The majority of the non-unionised workers will consider joining if they can find a suitable union, if they should come to a workplace where this is common, or if the workplace proves to be insecure. Only a minority rejects the possibility of joining outright and irrespective of the situation. Younger workers state more frequently than others that they will consider joining, given certain preconditions. Workers who are older and have long workplace seniority are less prone to consider a membership as relevant. One explanation could be that when compared to younger age groups, this group of workers may have more fixed views regarding unionisation.
Non-unionised workers who report that it might be relevant for them to join a union would emphasise the union’s wage policies for their profession or that the union speaks for their occupational group or profession as potential reasons for joining. Some emphasise the size of the union dues and individual membership benefits, but only a minority report that this would be a deciding factor in their choice.
Approximately one-half of the non-unionised workers have been asked to join, in their present or previous workplace. They were mainly asked by the trade union representative or by their colleagues. The proportion who have been asked is higher among those whose workplace has a trade union representative, and this applies especially to those who have remained in the same workplace for some years.
Norwegian employees generally endorse the organised labour market in its traditional sense. The majority (70 per cent) rejects the assertion that trade unions represent an old-fashioned solution, and four of every five fully or partly agree that strong trade unions are an advantage for most employees. Views differ more when it comes to individual wage formation, whether the right to go on strike is an important component of wage formation in Norway, and whether more workers ought to join unions. When asked whether wage differences have become too large, far more respondents agree than disagree. Age has little bearing on the variation in attitudes to the trade unions and the organised labour market. The study does not indicate that young employees are more sceptical than others about the collective institutions in organised working life. However, young people are somewhat more accepting of individual wage agreements. Unionised employees tend to consensually endorse the organised labour market. This may indicate a reverse correlation, in the sense that unionised workers over time develop a positive attitude to trade unions and employee associations.

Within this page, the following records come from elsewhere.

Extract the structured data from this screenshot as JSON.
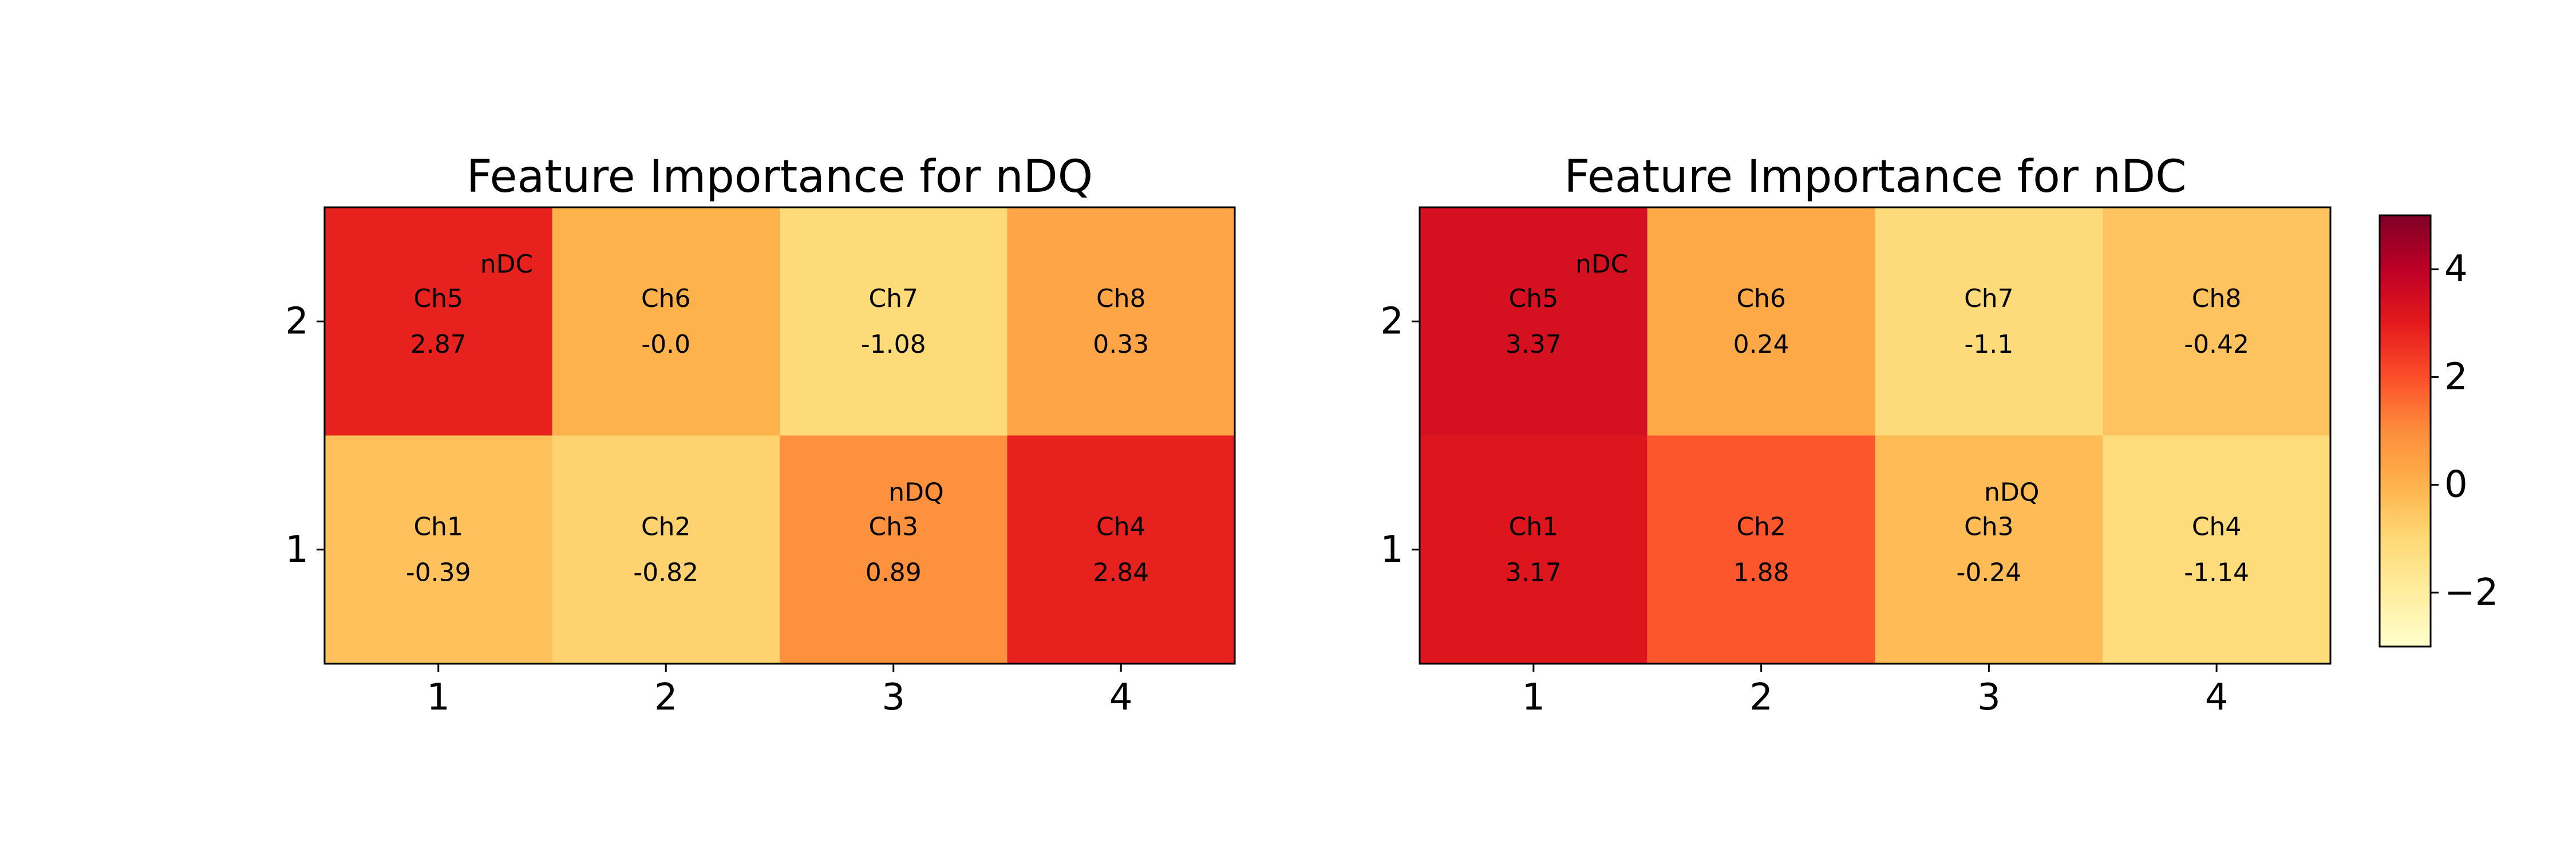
{
  "chart_data": [
    {
      "type": "heatmap",
      "title": "Feature Importance for nDQ",
      "x": [
        1,
        2,
        3,
        4
      ],
      "y": [
        1,
        2
      ],
      "xticks": [
        "1",
        "2",
        "3",
        "4"
      ],
      "yticks": [
        "1",
        "2"
      ],
      "cells": [
        {
          "x": 1,
          "y": 1,
          "label": "Ch1",
          "value": -0.39,
          "text": "-0.39"
        },
        {
          "x": 2,
          "y": 1,
          "label": "Ch2",
          "value": -0.82,
          "text": "-0.82"
        },
        {
          "x": 3,
          "y": 1,
          "label": "Ch3",
          "value": 0.89,
          "text": "0.89"
        },
        {
          "x": 4,
          "y": 1,
          "label": "Ch4",
          "value": 2.84,
          "text": "2.84"
        },
        {
          "x": 1,
          "y": 2,
          "label": "Ch5",
          "value": 2.87,
          "text": "2.87"
        },
        {
          "x": 2,
          "y": 2,
          "label": "Ch6",
          "value": -0.0,
          "text": "-0.0"
        },
        {
          "x": 3,
          "y": 2,
          "label": "Ch7",
          "value": -1.08,
          "text": "-1.08"
        },
        {
          "x": 4,
          "y": 2,
          "label": "Ch8",
          "value": 0.33,
          "text": "0.33"
        }
      ],
      "annotations": [
        {
          "text": "nDC",
          "x": 1.3,
          "y": 2.25
        },
        {
          "text": "nDQ",
          "x": 3.1,
          "y": 1.25
        }
      ],
      "xlim": [
        0.5,
        4.5
      ],
      "ylim": [
        0.5,
        2.5
      ],
      "colormap": "YlOrRd",
      "vmin": -3,
      "vmax": 5
    },
    {
      "type": "heatmap",
      "title": "Feature Importance for nDC",
      "x": [
        1,
        2,
        3,
        4
      ],
      "y": [
        1,
        2
      ],
      "xticks": [
        "1",
        "2",
        "3",
        "4"
      ],
      "yticks": [
        "1",
        "2"
      ],
      "cells": [
        {
          "x": 1,
          "y": 1,
          "label": "Ch1",
          "value": 3.17,
          "text": "3.17"
        },
        {
          "x": 2,
          "y": 1,
          "label": "Ch2",
          "value": 1.88,
          "text": "1.88"
        },
        {
          "x": 3,
          "y": 1,
          "label": "Ch3",
          "value": -0.24,
          "text": "-0.24"
        },
        {
          "x": 4,
          "y": 1,
          "label": "Ch4",
          "value": -1.14,
          "text": "-1.14"
        },
        {
          "x": 1,
          "y": 2,
          "label": "Ch5",
          "value": 3.37,
          "text": "3.37"
        },
        {
          "x": 2,
          "y": 2,
          "label": "Ch6",
          "value": 0.24,
          "text": "0.24"
        },
        {
          "x": 3,
          "y": 2,
          "label": "Ch7",
          "value": -1.1,
          "text": "-1.1"
        },
        {
          "x": 4,
          "y": 2,
          "label": "Ch8",
          "value": -0.42,
          "text": "-0.42"
        }
      ],
      "annotations": [
        {
          "text": "nDC",
          "x": 1.3,
          "y": 2.25
        },
        {
          "text": "nDQ",
          "x": 3.1,
          "y": 1.25
        }
      ],
      "xlim": [
        0.5,
        4.5
      ],
      "ylim": [
        0.5,
        2.5
      ],
      "colormap": "YlOrRd",
      "vmin": -3,
      "vmax": 5
    }
  ],
  "colorbar": {
    "ticks": [
      "−2",
      "0",
      "2",
      "4"
    ],
    "tick_values": [
      -2,
      0,
      2,
      4
    ],
    "vmin": -3,
    "vmax": 5,
    "colors": [
      "#ffffcc",
      "#ffeda0",
      "#fed976",
      "#feb24c",
      "#fd8d3c",
      "#fc4e2a",
      "#e31a1c",
      "#bd0026",
      "#800026"
    ]
  }
}
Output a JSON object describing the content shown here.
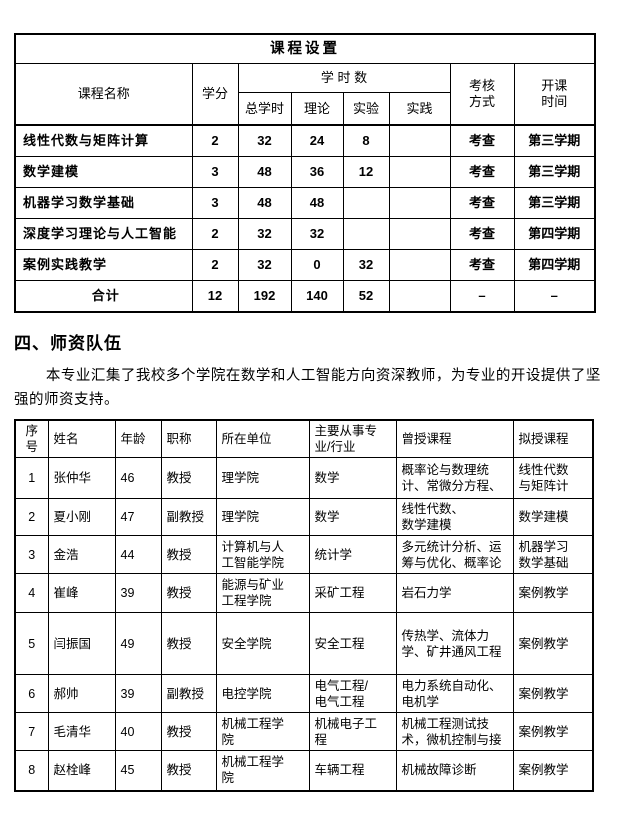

We also asked the employees to rate their agreement or disagreement with a number of statements about the Norwegian Trade Union Confederation (LO). In total, 59 per cent of the respondents agree that a strong LO is an advantage for employees in general. Members of LO unions most often endorse this view, but a majority of the members of unions in other confederations also agree with this assertion in favour of LO. Among the non-unionised there are far more who endorse this view than not, although one in every four in this group disagrees with this assertion. There is more variation when it comes to whether LO is suitable for ‘employees such as yourself’ and whether LO safeguards the interests of employees with higher education. Many disagree with this – especially non-LO members – and there is also considerable uncertainty about the latter assertion.
There is a clear correlation between attitudes to collective working life and consideration of joining a union. Non-unionised employees who take a positive view of the role of the trade unions in working life are far more open to considering membership when compared to other non-unionised workers.